FacebookFacebook Accounts of Departed Children – The social network Facebook does not have the account of a deceased minors to release their parents, the chamber court ruled Berlin. The protection of others is contrary to the parents’ rights.

Facebook account of deceased children

The Facebook account of a child does not have to be released after his death for the parents, decided the chamber court Berlin. A 15-year-old had collapsed in front of a Berlin subway in 2012 and died after the collision. The parents asked the social network to hand over the daughter’s account to her as heirs and grant access. Among other things, they wanted to look for a suicide in the personal news that the daughter had exchanged with others before the disaster.

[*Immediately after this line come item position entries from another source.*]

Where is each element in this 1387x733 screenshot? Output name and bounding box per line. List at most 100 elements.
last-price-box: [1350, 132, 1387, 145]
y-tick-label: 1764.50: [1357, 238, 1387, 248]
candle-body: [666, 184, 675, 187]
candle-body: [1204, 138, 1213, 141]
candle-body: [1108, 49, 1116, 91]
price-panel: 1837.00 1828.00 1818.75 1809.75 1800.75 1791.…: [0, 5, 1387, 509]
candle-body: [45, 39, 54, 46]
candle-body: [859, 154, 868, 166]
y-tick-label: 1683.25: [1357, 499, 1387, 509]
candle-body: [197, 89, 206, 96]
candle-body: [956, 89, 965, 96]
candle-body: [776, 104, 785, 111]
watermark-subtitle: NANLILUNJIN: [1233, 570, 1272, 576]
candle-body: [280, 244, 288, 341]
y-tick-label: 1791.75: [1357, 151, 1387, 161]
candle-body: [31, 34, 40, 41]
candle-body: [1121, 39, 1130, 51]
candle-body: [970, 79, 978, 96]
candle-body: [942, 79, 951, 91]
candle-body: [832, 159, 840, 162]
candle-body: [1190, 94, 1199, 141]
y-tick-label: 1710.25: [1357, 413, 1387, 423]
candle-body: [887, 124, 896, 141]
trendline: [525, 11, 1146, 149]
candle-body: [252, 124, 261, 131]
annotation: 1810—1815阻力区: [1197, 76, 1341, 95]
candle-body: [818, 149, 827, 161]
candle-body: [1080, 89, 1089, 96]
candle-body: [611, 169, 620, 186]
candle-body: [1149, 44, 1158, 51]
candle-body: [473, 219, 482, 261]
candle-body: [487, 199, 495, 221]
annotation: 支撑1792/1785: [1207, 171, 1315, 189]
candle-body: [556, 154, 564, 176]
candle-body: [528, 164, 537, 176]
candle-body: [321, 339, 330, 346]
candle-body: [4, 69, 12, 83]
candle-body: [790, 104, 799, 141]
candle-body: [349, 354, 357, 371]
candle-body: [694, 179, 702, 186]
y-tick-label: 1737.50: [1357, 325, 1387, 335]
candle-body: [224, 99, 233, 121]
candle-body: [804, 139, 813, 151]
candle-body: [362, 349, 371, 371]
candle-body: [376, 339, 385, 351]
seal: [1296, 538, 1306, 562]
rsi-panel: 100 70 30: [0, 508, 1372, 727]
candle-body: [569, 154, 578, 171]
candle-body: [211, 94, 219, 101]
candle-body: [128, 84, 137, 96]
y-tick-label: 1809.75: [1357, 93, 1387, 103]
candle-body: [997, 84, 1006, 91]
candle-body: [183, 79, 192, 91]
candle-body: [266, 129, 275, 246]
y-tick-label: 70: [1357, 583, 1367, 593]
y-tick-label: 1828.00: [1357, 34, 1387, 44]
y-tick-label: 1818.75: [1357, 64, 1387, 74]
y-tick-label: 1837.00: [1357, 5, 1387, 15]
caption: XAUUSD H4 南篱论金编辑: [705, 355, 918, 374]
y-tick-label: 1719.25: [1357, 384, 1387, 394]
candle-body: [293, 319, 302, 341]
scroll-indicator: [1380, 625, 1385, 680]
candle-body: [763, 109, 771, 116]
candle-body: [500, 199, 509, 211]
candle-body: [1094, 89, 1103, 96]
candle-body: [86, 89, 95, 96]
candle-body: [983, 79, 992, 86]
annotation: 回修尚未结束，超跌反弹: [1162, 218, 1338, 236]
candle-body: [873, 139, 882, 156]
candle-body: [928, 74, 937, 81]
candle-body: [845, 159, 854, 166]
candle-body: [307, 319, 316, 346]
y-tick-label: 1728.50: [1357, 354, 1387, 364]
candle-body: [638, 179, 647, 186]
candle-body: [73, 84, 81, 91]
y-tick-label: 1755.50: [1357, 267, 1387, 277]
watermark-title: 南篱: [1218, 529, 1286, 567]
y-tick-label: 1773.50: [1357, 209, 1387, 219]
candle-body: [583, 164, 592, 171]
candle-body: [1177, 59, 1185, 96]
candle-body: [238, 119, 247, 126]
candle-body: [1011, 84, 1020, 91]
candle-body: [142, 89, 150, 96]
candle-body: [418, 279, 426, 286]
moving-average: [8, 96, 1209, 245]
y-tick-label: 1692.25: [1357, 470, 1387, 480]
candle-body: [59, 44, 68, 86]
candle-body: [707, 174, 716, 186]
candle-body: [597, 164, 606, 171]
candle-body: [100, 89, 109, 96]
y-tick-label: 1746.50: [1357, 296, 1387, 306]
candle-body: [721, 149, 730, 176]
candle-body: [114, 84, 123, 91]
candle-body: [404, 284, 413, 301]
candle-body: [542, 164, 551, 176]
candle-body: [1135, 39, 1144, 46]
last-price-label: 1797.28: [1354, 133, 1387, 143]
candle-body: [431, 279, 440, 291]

Although the mother had the daughter’s access data, she could not log into the account after her death. A friendly user had informed Facebook about the misfortune, the social network had switched the profile of the girl into the commemorative mode. It was still online, could be viewed by friends and used to post common memories, but denied the login and access to personal messages. The dispute between the parents and Facebook ended in court.


Facebook account does not have to be shared

In the first instance, the Landgericht Berlin ruled 2015 for the parents and judged that the Facebook account was a digital heritage and should not be treated differently than diaries, photos and letters. In addition, the parents are allowed to know as a custodian, about which their child communicates online – even beyond his death. Facebook appealed against the decision.

The Berlin chamber court now came to a completely different judgment and placed itself on the side of Facebook. For the judges the protection of others was superior to the parents’ inheritance. Friends and friends of the girl exchanged with this personal messages and led private conversations into the belief that these would not be public. They are therefore protected by the secrecy of telecommunications. Parents can proceed against the sentence and let the case again before the Federal Court in Karlsruhe negotiate.